If points 1-3 are true, I believe it is justified to present aggressive income tax incentives to attract foreign special groups, even though there is no justification to make tax cuts for the rest of the population.

On the way to eroding the tax base?

If Finland starts competing with more aggressive tax incentives for skilled labor and top innovators, will this ultimately lead to immigrants not paying income tax anywhere? In principle, there is a risk that the tax base will slowly erode as individual countries outbid each other by offering increasingly attractive tax incentives.

If we look at, for example, attracting top talent and companies from Finland’s perspective only in the short term, I think it would be justified to introduce stronger tax incentives than currently in place. However, if we consider this issue in the longer term, the risk of eroding the tax base exists.
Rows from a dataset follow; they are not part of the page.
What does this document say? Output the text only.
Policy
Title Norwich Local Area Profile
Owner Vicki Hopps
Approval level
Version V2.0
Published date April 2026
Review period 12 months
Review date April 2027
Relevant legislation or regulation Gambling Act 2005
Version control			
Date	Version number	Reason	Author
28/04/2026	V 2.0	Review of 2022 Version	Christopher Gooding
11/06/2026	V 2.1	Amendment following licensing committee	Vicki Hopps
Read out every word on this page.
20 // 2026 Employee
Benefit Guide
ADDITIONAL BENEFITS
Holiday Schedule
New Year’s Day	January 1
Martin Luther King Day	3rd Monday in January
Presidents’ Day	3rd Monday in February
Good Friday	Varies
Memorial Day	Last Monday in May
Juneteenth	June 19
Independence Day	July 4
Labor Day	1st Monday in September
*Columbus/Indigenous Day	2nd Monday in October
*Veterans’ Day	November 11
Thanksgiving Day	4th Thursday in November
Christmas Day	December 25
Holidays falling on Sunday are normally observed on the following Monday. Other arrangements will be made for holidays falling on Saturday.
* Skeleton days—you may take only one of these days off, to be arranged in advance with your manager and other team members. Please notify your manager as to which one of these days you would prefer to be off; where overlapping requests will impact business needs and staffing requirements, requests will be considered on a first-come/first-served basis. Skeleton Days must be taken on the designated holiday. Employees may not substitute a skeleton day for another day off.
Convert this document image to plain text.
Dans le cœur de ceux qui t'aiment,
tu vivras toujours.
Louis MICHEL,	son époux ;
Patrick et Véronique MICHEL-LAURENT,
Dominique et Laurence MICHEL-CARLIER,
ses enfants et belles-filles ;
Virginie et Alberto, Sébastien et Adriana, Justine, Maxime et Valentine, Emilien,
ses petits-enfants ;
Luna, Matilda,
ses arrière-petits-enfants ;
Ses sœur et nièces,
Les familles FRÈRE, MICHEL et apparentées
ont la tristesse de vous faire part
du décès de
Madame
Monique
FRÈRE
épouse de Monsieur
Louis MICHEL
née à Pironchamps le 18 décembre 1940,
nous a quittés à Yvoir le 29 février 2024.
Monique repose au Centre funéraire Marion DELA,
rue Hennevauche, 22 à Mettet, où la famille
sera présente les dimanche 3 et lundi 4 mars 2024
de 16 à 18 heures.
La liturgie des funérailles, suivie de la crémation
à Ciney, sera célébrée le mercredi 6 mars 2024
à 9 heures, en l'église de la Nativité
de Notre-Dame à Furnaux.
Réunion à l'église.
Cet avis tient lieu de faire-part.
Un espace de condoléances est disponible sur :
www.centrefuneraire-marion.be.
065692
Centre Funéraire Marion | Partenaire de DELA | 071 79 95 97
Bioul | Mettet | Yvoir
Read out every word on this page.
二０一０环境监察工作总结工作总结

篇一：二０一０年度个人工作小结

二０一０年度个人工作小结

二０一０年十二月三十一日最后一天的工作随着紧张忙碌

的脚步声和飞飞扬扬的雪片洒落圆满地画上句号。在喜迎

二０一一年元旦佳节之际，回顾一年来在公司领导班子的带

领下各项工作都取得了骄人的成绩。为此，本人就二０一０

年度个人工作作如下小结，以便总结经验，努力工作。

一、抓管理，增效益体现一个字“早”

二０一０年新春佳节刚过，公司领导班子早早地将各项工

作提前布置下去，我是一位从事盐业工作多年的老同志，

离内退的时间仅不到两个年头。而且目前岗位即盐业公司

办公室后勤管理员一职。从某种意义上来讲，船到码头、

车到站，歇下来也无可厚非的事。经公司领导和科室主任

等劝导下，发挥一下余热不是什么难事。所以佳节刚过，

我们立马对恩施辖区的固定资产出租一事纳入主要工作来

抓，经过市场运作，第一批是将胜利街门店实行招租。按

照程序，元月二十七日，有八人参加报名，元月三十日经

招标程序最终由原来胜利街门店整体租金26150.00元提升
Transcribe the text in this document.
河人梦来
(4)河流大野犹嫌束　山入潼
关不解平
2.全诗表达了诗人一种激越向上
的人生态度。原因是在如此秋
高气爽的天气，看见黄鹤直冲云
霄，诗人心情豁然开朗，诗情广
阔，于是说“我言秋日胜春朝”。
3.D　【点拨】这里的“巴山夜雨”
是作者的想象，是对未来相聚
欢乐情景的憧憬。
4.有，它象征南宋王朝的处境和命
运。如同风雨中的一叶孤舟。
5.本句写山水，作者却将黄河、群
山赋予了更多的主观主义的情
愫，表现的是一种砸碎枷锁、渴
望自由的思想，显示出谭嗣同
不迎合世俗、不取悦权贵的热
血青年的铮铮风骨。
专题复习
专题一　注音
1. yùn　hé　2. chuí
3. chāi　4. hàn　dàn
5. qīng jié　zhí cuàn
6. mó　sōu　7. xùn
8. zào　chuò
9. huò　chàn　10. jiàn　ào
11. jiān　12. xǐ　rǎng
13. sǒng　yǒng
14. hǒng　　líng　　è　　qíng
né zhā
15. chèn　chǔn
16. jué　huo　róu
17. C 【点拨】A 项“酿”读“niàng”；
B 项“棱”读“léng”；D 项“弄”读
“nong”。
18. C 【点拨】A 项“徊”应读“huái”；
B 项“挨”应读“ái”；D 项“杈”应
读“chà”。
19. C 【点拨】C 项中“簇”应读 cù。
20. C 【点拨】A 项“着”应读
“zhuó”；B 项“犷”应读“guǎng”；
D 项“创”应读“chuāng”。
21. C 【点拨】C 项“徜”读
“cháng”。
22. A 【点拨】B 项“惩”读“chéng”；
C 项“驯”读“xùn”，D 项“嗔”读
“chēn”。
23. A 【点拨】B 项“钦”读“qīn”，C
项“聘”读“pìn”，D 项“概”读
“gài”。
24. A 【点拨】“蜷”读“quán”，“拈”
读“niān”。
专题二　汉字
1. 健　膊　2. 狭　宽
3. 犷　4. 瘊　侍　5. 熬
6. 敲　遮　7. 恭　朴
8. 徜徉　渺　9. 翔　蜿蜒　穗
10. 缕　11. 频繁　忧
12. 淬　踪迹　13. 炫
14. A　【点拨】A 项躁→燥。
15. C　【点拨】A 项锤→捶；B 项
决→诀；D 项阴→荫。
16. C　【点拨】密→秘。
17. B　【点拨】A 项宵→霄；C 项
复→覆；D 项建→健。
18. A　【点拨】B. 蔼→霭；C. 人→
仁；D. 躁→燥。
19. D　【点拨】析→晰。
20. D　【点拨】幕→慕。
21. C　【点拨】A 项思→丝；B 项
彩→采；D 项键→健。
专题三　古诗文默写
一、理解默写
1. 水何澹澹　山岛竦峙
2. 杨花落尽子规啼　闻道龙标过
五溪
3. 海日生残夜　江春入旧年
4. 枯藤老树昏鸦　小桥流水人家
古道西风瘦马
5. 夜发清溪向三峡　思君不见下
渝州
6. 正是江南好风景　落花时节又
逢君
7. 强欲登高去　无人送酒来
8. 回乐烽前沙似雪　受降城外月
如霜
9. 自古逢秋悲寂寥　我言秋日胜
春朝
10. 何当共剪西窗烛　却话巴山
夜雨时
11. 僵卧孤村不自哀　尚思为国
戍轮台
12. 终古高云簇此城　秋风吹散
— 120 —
The solution to this problem could be inter-country coordination or agreements that jointly agree on minimum tax rates.

Nevertheless, I do not see that tax incentives offered to a limited special group would be an immediate route to eroding the tax base, but in the bigger picture, continuous large-scale tax competition can be harmful.

Read the full tax report here (in Finnish)

References

[1] Kleven, H., Landais, C., Saez, E., Schultz, E. (2014)., Migration and Wage Effects of Taxing Top Earners: Evidence from the Foreigners’ Tax Scheme in Denmark, The Quarterly Journal of Economics, Volume 129, Issue 1, 333–378.

[2]Akcigit, U., Baslandze, S. & Stantcheva, S. (2016), Taxation and the international mobility of inventors, American Economic Review 106(10), 2930-81.

[3] Kalin, S., Kauppinen, I., Kotakorpi, K., & Pirttilä, J. (2022). Migration and tax policy: Evidence from Finnish full population data.

[4] Zucker, L. G., Darby, M. R., & Brewer, M. B. (1998). Intellectual human capital and the birth of US biotechnology enterprises. The American Economic Review, 88(1), 290.

[5] Zucker, L. G., & Darby, M. R. (2006). Movement of star scientists and engineers and high-tech firm entry.